VOIX, CHANTS ET MUSIQUES

O : Je me souviens des appels du vitrier, du charbonnier et du rémouleur.

O : Je me souviens d’une émission de gym matinale des années cinquante (« Le Réveil en musique »?), tellement dynamique qu’elle donnait envie de regagner son lit.

O : Je me souviens de la voix grave et solennelle de Jean Toscane, annonceur des soirées musicales du dimanche.

C : Je me souviens du calme et du bien-être ressenti en écoutant Vivaldi, Boccherini, Allegrini, Corelli, Scarlatti et quelques autres en « I », tout en travaillant, lisant ou tissant.
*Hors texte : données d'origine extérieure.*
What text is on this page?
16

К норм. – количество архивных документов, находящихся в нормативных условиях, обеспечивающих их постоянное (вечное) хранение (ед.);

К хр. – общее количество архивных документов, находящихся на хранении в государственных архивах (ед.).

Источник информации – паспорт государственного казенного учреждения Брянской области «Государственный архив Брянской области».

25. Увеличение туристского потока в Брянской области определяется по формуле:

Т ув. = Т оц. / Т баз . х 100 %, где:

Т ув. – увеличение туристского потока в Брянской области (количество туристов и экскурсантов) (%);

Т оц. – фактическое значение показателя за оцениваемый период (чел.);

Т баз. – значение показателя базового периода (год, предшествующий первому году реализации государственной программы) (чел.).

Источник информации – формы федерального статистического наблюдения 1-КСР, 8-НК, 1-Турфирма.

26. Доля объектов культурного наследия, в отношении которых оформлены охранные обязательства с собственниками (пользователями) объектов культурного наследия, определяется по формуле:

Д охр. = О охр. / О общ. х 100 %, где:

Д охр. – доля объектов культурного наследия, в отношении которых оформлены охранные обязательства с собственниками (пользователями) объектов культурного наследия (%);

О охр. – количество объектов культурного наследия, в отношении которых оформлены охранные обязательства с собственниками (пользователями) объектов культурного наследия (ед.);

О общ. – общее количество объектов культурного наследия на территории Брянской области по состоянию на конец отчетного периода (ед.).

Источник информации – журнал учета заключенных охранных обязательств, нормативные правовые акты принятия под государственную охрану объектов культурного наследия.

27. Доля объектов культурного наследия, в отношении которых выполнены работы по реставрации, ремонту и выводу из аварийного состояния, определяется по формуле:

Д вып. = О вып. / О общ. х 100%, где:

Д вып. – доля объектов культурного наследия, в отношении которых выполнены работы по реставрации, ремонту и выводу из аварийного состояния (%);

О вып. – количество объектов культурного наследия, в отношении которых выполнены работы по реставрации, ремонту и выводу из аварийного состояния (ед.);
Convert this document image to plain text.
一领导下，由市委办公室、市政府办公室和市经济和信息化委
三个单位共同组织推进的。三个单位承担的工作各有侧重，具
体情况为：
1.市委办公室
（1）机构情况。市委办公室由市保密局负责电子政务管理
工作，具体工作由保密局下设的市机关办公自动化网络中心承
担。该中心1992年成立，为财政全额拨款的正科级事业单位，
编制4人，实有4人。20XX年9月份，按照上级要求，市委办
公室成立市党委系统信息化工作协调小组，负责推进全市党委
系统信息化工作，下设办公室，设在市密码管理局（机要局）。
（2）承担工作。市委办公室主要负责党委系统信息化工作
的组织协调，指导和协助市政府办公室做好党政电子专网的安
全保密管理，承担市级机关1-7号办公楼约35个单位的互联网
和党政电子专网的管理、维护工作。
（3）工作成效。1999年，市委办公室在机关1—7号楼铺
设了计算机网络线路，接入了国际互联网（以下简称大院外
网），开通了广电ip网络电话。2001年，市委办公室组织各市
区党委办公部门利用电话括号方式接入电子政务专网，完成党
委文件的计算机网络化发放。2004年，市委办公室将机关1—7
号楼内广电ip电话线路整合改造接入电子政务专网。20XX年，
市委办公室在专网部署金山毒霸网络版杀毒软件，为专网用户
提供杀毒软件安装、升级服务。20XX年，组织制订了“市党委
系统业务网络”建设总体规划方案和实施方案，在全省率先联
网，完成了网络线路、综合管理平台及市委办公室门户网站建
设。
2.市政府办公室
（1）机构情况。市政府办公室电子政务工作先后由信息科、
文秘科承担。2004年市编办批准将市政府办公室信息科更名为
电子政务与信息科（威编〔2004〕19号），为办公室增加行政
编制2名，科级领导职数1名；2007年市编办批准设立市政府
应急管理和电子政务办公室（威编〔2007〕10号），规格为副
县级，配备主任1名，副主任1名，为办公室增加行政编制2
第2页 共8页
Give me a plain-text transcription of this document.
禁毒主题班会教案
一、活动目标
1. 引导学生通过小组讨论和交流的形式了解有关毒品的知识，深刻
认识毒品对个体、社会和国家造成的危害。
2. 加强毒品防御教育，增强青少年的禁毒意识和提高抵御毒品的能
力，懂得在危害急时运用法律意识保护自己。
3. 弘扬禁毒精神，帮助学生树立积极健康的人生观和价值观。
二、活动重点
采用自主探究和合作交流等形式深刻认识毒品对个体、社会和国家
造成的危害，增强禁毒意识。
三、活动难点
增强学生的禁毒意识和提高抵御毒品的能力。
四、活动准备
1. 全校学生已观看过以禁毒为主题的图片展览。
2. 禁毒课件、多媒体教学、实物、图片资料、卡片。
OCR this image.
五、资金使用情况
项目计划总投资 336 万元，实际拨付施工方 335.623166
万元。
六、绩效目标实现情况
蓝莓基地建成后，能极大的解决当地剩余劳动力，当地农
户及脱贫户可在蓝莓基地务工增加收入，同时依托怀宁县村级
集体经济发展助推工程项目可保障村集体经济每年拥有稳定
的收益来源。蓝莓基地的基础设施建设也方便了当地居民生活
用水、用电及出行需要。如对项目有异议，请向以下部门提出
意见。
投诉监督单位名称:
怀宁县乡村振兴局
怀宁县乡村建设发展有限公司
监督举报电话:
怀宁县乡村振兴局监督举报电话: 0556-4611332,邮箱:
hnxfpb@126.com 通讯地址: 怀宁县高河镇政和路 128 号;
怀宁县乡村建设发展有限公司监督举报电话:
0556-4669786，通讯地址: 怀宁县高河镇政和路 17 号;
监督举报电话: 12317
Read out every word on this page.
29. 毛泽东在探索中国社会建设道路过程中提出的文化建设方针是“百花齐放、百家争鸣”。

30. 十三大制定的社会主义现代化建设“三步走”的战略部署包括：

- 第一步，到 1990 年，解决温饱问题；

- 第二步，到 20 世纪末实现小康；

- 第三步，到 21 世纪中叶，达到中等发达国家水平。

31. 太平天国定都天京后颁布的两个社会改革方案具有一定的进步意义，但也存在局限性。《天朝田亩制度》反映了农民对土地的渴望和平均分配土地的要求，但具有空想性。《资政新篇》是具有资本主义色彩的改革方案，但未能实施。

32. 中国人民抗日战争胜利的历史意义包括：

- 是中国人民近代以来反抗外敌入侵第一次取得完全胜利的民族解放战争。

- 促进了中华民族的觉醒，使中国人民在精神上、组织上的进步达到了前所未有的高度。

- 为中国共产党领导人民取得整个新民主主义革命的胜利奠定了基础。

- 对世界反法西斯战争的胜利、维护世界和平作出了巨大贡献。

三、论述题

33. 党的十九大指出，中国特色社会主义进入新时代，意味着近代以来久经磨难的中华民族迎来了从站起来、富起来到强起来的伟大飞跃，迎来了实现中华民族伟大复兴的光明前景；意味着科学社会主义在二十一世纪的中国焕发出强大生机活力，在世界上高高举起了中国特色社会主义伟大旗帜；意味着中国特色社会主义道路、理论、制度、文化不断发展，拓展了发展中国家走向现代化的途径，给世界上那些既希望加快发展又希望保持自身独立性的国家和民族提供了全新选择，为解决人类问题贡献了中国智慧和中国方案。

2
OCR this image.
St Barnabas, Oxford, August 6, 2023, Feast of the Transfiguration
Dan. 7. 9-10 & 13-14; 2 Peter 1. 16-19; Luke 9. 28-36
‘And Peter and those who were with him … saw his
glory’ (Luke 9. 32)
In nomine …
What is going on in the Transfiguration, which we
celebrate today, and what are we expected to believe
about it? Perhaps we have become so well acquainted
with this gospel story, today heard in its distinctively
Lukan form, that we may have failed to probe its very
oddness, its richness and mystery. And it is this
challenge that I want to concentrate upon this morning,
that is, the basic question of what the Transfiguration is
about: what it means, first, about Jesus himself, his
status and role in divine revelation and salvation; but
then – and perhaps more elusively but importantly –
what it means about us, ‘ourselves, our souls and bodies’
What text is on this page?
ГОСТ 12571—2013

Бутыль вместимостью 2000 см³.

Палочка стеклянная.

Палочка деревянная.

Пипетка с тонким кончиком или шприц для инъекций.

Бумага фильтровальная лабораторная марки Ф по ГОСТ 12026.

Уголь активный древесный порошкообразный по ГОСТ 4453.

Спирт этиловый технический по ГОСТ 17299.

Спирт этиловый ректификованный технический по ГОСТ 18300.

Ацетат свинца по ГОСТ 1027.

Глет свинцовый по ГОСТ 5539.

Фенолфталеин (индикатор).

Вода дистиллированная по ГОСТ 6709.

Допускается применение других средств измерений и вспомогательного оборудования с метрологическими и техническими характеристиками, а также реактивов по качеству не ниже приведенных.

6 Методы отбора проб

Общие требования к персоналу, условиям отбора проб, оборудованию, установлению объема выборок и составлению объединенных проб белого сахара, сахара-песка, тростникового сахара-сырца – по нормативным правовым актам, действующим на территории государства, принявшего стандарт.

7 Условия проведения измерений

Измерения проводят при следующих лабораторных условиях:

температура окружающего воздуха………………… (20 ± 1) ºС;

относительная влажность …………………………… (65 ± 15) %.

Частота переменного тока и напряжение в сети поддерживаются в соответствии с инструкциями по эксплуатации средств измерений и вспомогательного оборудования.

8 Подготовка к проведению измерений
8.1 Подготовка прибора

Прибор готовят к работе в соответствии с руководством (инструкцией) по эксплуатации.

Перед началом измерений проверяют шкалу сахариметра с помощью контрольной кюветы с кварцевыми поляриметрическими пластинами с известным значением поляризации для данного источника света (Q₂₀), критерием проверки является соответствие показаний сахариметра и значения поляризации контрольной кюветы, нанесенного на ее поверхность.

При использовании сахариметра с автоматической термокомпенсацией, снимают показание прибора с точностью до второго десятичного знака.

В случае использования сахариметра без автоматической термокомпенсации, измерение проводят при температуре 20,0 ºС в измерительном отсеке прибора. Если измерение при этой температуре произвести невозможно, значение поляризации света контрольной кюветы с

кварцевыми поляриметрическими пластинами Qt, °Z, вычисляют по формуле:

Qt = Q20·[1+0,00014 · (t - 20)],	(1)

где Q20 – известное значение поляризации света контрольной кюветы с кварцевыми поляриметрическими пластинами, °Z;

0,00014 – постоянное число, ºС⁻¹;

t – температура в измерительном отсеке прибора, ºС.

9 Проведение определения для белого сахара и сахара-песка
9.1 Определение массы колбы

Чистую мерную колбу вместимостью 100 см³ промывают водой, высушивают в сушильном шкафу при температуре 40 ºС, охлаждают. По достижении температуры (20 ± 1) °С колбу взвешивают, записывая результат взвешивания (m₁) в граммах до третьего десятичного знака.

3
O : Je me souviens du disque – un enregistrement de la musique de CITIZEN KANE – qui me fit découvrir une chanteuse inconnue que j’imaginais alors être japonaise : Kiri Te Kanawa…

SAVEURS ET PARFUMS

O : Je me souviens d’un parfum douçâtre, humé trois ou quatre fois à des années de distance, dans les lieux les plus divers, et dont je n’ai jamais su identifier la nature.

O : Je me souviens de mon arrière-grand-père landais, du béret maculé qu’il gardait vissé sur la tête et du fumet que dégageait sa personne entre ses deux toilettes mensuelles.

O : Je me souviens de l’odeur enivrante de la bouse de vache, un des multiples plaisirs que dispense la montagne.

 

INSOLITES (LOST IN TRANSLATION)

A : Je me souviens, à Bruxelles, chaussée de Vleurgat, d’un épicier affichant « Ici Pain de Pisse ».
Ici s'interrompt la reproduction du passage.